On May 7, Kessler was reappointed to a second five-year term, and the focus was on the dean’s track record since 1997.

In a message to the medical school community, Levin praised Kessler for making “a succession of outstanding appointments to positions of departmental leadership” and for planning and initiating the construction of the new Congress Avenue Building. He also cited Kessler for establishing the new Clinical Program Development Fund in partnership with Yale-New Haven Hospital and for overseeing significant improvements in medical education.

Kessler, a graduate of Amherst College, Harvard Medical School and the University of Chicago School of Law, was commissioner of the Food and Drug Administration from 1990 to 1997 under former Presidents Bush and Clinton. He served as medical director of the Hospital of the Albert Einstein College of Medicine from 1984 to 1990 after training in pediatrics at The Johns Hopkins Hospital and working on Capitol Hill.

Kessler said he “couldn’t be more thrilled to remain at Yale and continue to work hard on advancing the school’s three missions” of patient care, research and education.

“What I knew before coming here was that Yale is a world leader in medicine and science,” he said. “What I’ve come to appreciate even more since then is just how special the medical school is, and how packed it is with academic talent and clinical expertise. We have a very bright future ahead of us.”

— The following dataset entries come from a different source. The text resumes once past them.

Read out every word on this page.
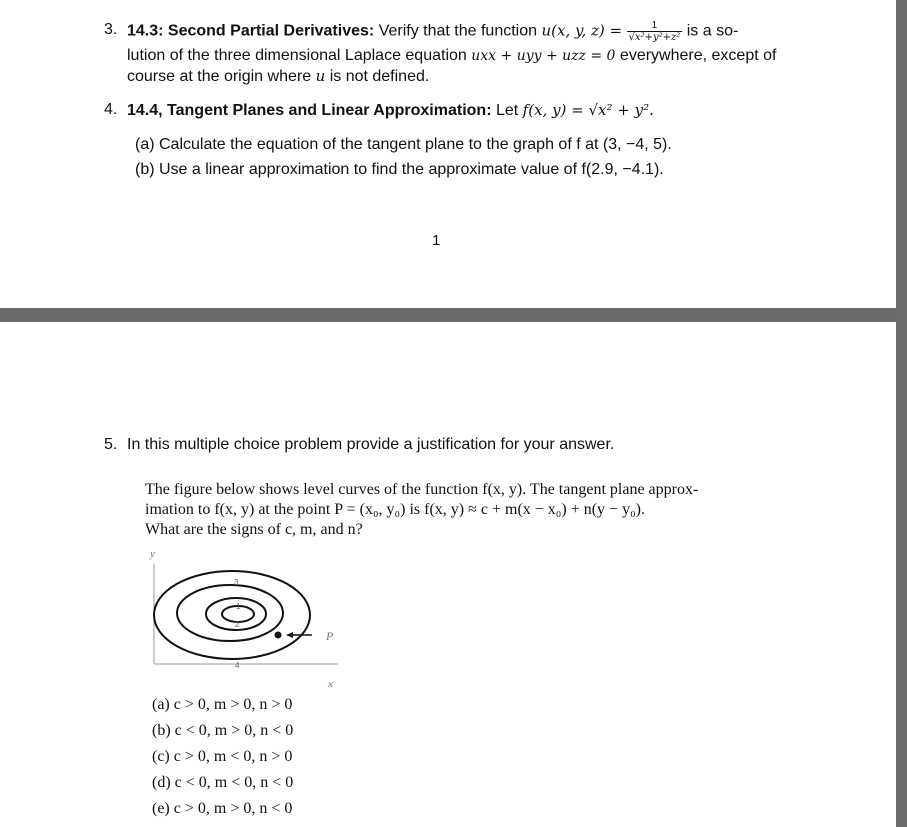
3. 14.3: Second Partial Derivatives: Verify that the function u(x, y, $z) = \frac{1}{\text{√x²+y²+z²}}$ is a so-
lution of the three dimensional Laplace equation uxx + uyy + uzz = 0 everywhere, except of
course at the origin where u is not defined.
4. 14.4, Tangent Planes and Linear Approximation: Let f(x, y) = √x² + y².
(a) Calculate the equation of the tangent plane to the graph of f at (3, −4, 5).
(b) Use a linear approximation to find the approximate value of f(2.9, −4.1).
1
5. In this multiple choice problem provide a justification for your answer.
The figure below shows level curves of the function f(x, y). The tangent plane approx-
imation to f(x, y) at the point P = (x₀, y₀) is f(x, y) ≈ c + m(x − x₀) + n(y − y₀).
What are the signs of c, m, and n?
y
x
3
1
2
4
P
(a) c > 0, m > 0, n > 0
(b) c < 0, m > 0, n < 0
(c) c > 0, m < 0, n > 0
(d) c < 0, m < 0, n < 0
(e) c > 0, m > 0, n < 0
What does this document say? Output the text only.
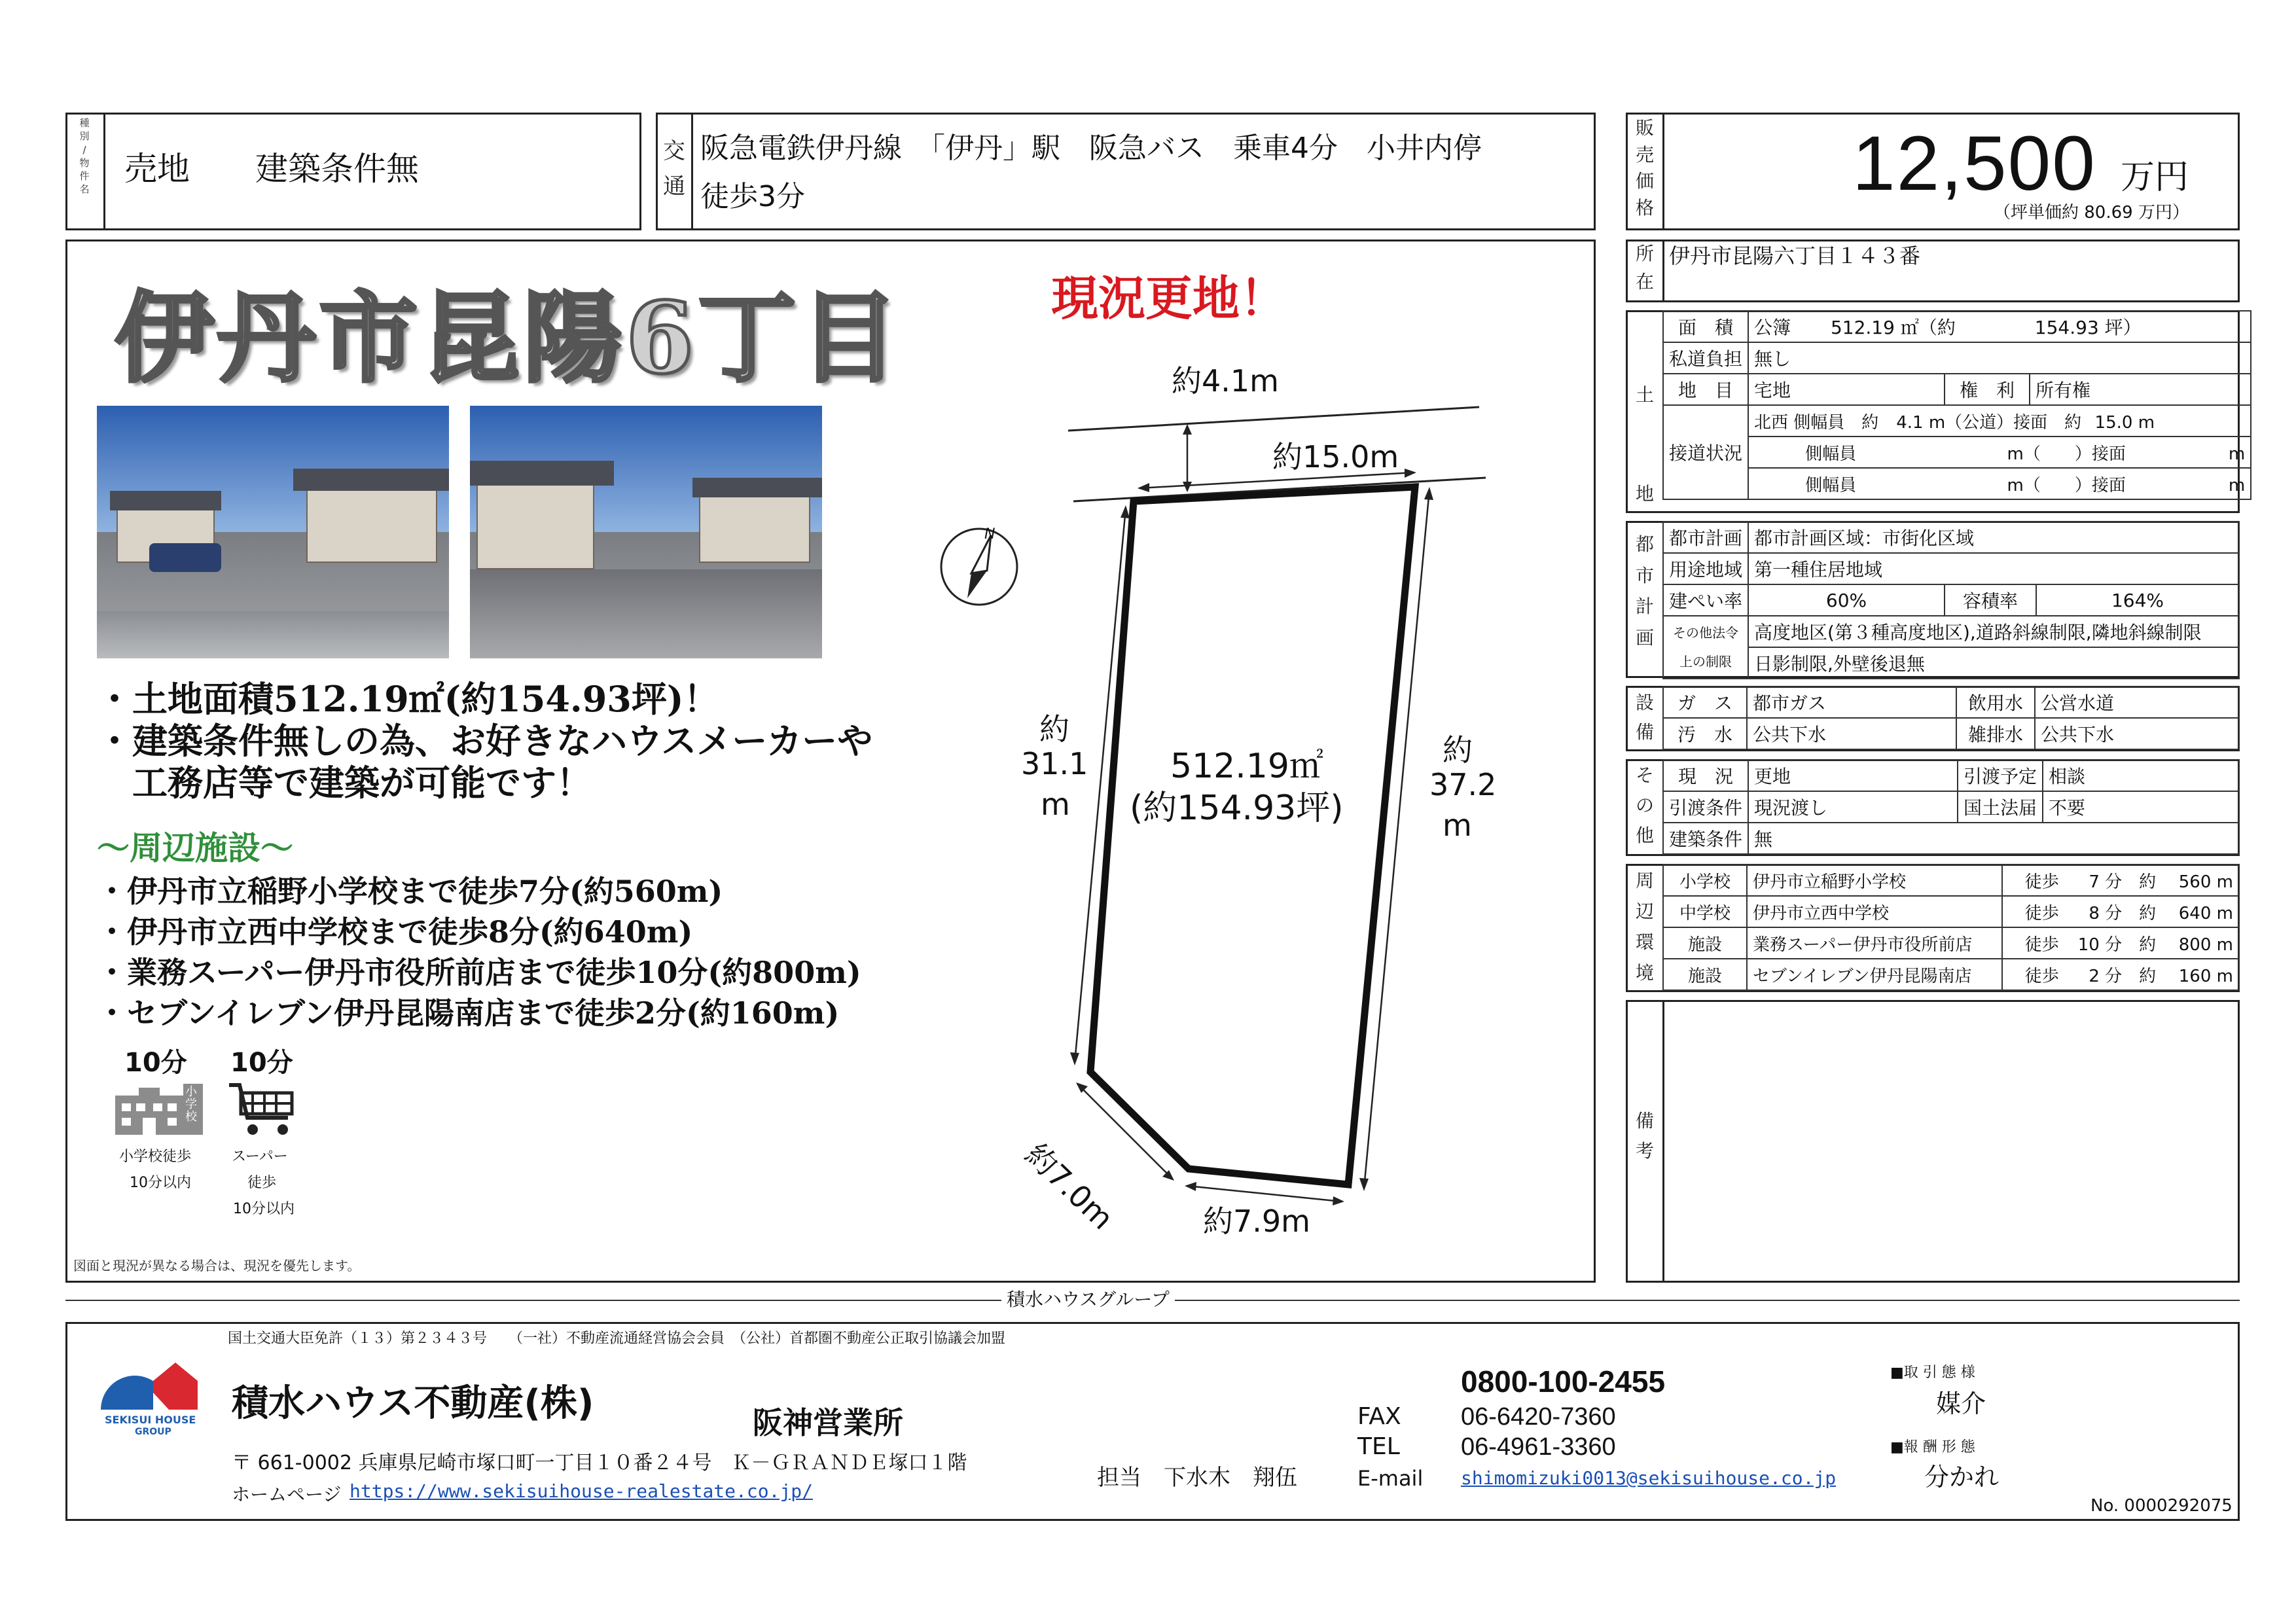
種
別
/
物
件
名
売地　　建築条件無	交
通
阪急電鉄伊丹線　「伊丹」駅　阪急バス　乗車4分　小井内停
徒歩3分
販
売
価
格
12,500 万円
（坪単価約 80.69 万円）
伊丹市昆陽6丁目	現況更地！
・土地面積512.19㎡(約154.93坪)！
・建築条件無しの為、お好きなハウスメーカーや
　工務店等で建築が可能です！
～周辺施設～
・伊丹市立稲野小学校まで徒歩7分(約560m)
・伊丹市立西中学校まで徒歩8分(約640m)
・業務スーパー伊丹市役所前店まで徒歩10分(約800m)
・セブンイレブン伊丹昆陽南店まで徒歩2分(約160m)
10分
小学校
小学校徒歩
10分以内
10分
スーパー
徒歩
10分以内
図面と現況が異なる場合は、現況を優先します。
N
約4.1m
約15.0m
約
31.1
m
約
37.2
m
約7.0m	約7.9m
512.19㎡
(約154.93坪)
所
在
伊丹市昆陽六丁目１４３番
土
地
面　積	公簿 512.19 ㎡（約 154.93 坪）		
私道負担	無し		
地　目	宅地	権　利	所有権
接道状況	北西 側幅員　約 4.1 m（公道）接面　約 15.0 m		
	側幅員 m（　　）接面 m		
	側幅員 m（　　）接面 m		
都
市
計
画
都市計画	都市計画区域：市街化区域		
用途地域	第一種住居地域		
建ぺい率	60%	容積率	164%
その他法令
上の制限	高度地区(第３種高度地区),道路斜線制限,隣地斜線制限		
	日影制限,外壁後退無		
設
備
ガ　ス	都市ガス	飲用水	公営水道
汚　水	公共下水	雑排水	公共下水
そ
の
他
現　況	更地	引渡予定	相談
引渡条件	現況渡し	国土法届	不要
建築条件	無		
周
辺
環
境
小学校	伊丹市立稲野小学校	徒歩 7 分　約 560 m
中学校	伊丹市立西中学校	徒歩 8 分　約 640 m
施設	業務スーパー伊丹市役所前店	徒歩 10 分　約 800 m
施設	セブンイレブン伊丹昆陽南店	徒歩 2 分　約 160 m
備
考
積水ハウスグループ
国土交通大臣免許（１３）第２３４３号　　（一社）不動産流通経営協会会員　（公社）首都圏不動産公正取引協議会加盟
SEKISUI HOUSE
GROUP
積水ハウス不動産(株)	阪神営業所
〒 661-0002 兵庫県尼崎市塚口町一丁目１０番２４号　Ｋ－ＧＲＡＮＤＥ塚口１階
ホームページ https://www.sekisuihouse-realestate.co.jp/
担当　下水木　翔伍
0800-100-2455
FAX 06-6420-7360
TEL 06-4961-3360
E-mail shimomizuki0013@sekisuihouse.co.jp
■取 引 態 様
媒介
■報 酬 形 態
分かれ
No. 0000292075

Under Kessler’s deanship, new chairs have been appointed in the departments of Cell Biology, Cellular and Molecular Physiology, the Child Study Center, Genetics, Obstetrics and Gynecology, Pharmacology and Surgery. He also recruited Herbert Chase, M.D., as the school’s deputy dean for education and negotiated an affiliation agreement with Yale New Haven Health System that established a fund to develop cutting-edge clinical programs with Yale-New Haven Hospital.

Construction of the Congress Avenue Building, a 457,000-square-foot teaching and research facility, began in early 2000 and is nearing completion; more than 700 faculty and staff will begin moving in this coming winter to conduct disease-oriented research in eight key areas; to teach anatomy, histology and other medical school courses; and to support teaching and research activities.